Bivens v. Six Unknown Agents of Federal Bureau of Narcotics, 403 U.S. 388 (1971).
We may affirm the district court's dismissal on any basis supported by the record. Watkins v. Three Administrative Remedy Coordinators, 998 F.3d 682, 684 (5th Cir. 2021). The Supreme Court "has made clear that expanding the Bivens remedy is now a disfavored judicial activity." Ziglar v. Abbasi, 137 S.Ct. 1843, 1857 (2017) (internal quotation marks and citation omitted). In order to decide whether a Bivens remedy exists, the court must first determine if a case "present[s] a new context for Bivens purposes." Hernandez v. Mesa, 885 F.3d 811, 815 (5th Cir. 2018) (internal quotation marks and citation omitted). A case presents a new Bivens context if it "is different in a meaningful way from prior Bivens cases," even when there are "similarities between the right and the mechanism of injury involved in previous successful Bivens claims." Id. at 816 (internal quotation marks and citations omitted). If the "claim presents a new Bivens context," the claim is unavailable if (1) "there are special factors counselling hesitation in the absence of affirmative action by Congress," or (2) "an alternative, existing process for protecting the interest amounts to a convincing reason for the Judicial Branch to refrain from providing a new and freestanding remedy in damages." Butts v. Martin, 877 F.3d 571, 587 (5th Cir. 2017) (internal quotation marks and citations omitted).
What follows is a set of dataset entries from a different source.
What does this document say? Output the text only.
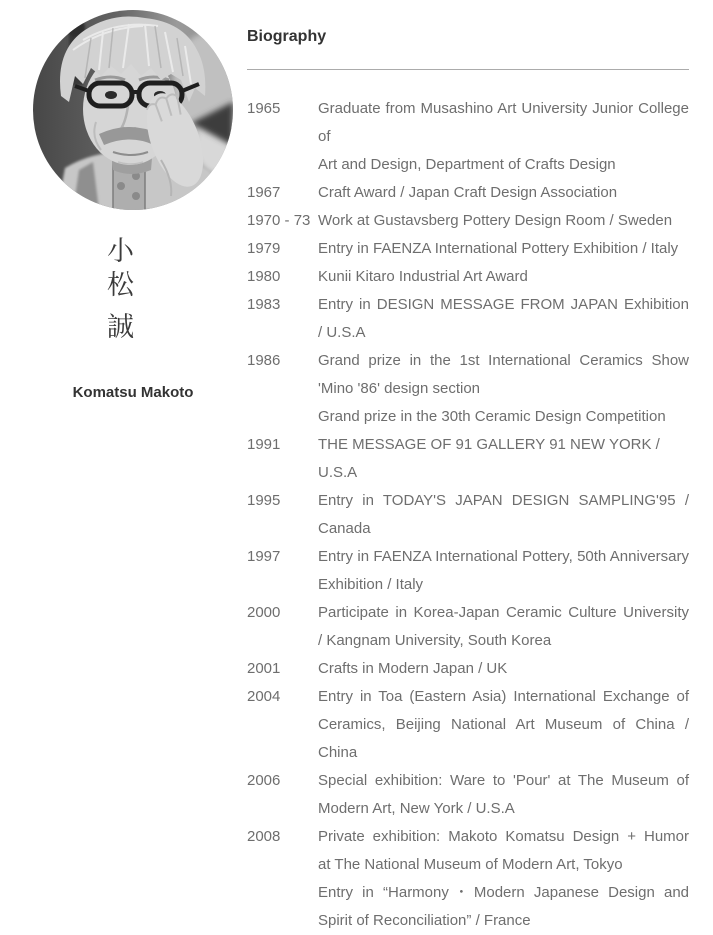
小
松
誠
Komatsu Makoto
Biography
1965	Graduate from Musashino Art University Junior College of
Art and Design, Department of Crafts Design
1967	Craft Award / Japan Craft Design Association
1970 - 73 Work at Gustavsberg Pottery Design Room / Sweden
1979	Entry in FAENZA International Pottery Exhibition / Italy
1980	Kunii Kitaro Industrial Art Award
1983	Entry in DESIGN MESSAGE FROM JAPAN Exhibition
/ U.S.A
1986	Grand prize in the 1st International Ceramics Show
'Mino '86' design section
Grand prize in the 30th Ceramic Design Competition
1991	THE MESSAGE OF 91 GALLERY 91 NEW YORK / U.S.A
1995	Entry in TODAY'S JAPAN DESIGN SAMPLING'95 /
Canada
1997	Entry in FAENZA International Pottery, 50th Anniversary
Exhibition / Italy
2000	Participate in Korea-Japan Ceramic Culture University
/ Kangnam University, South Korea
2001	Crafts in Modern Japan / UK
2004	Entry in Toa (Eastern Asia) International Exchange of
Ceramics, Beijing National Art Museum of China /
China
2006	Special exhibition: Ware to 'Pour' at The Museum of
Modern Art, New York / U.S.A
2008	Private exhibition: Makoto Komatsu Design + Humor
at The National Museum of Modern Art, Tokyo
Entry in “Harmony・Modern Japanese Design and
Spirit of Reconciliation” / France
Watkins's claim against the correctional officers is best construed as an excessive force claim under the Eighth Amendment, which raises a Bivens claim in a new context. See Abbasi, 137 S.Ct. at 1859. There are special factors that counsel hesitation, including the existence of the Federal Tort Claims Act and the Bureau of Prisons's (BOP) Administrative Remedy Program, which provide alternative methods of relief. See Cantú v. Moody, 933 F.3d 414, 423 (5th Cir. 2019); Corr. Servs. Corp. v. Malesko, 534 U.S. 61, 74 (2001); see also Abbasi, 137 S.Ct. at 1858. For these reasons, Watkins does not have a viable Bivens claim against the correctional officers. See Abbasi, 137 S.Ct. at 1858. In addition, Watkins does not have a cause of action against the BOP. See F.D.I.C. v. Meyer, 510 U.S. 471, 485-86 (1994) (explaining that a damages remedy against federal agencies would circumvent the purpose of Bivens, that is to deter individual officers).
AFFIRMED.
[*] Pursuant to 5th Circuit Rule 47.5, the court has determined that this opinion should not be published and is not precedent except under the limited circumstances set forth in 5th Circuit Rule 47.5.4.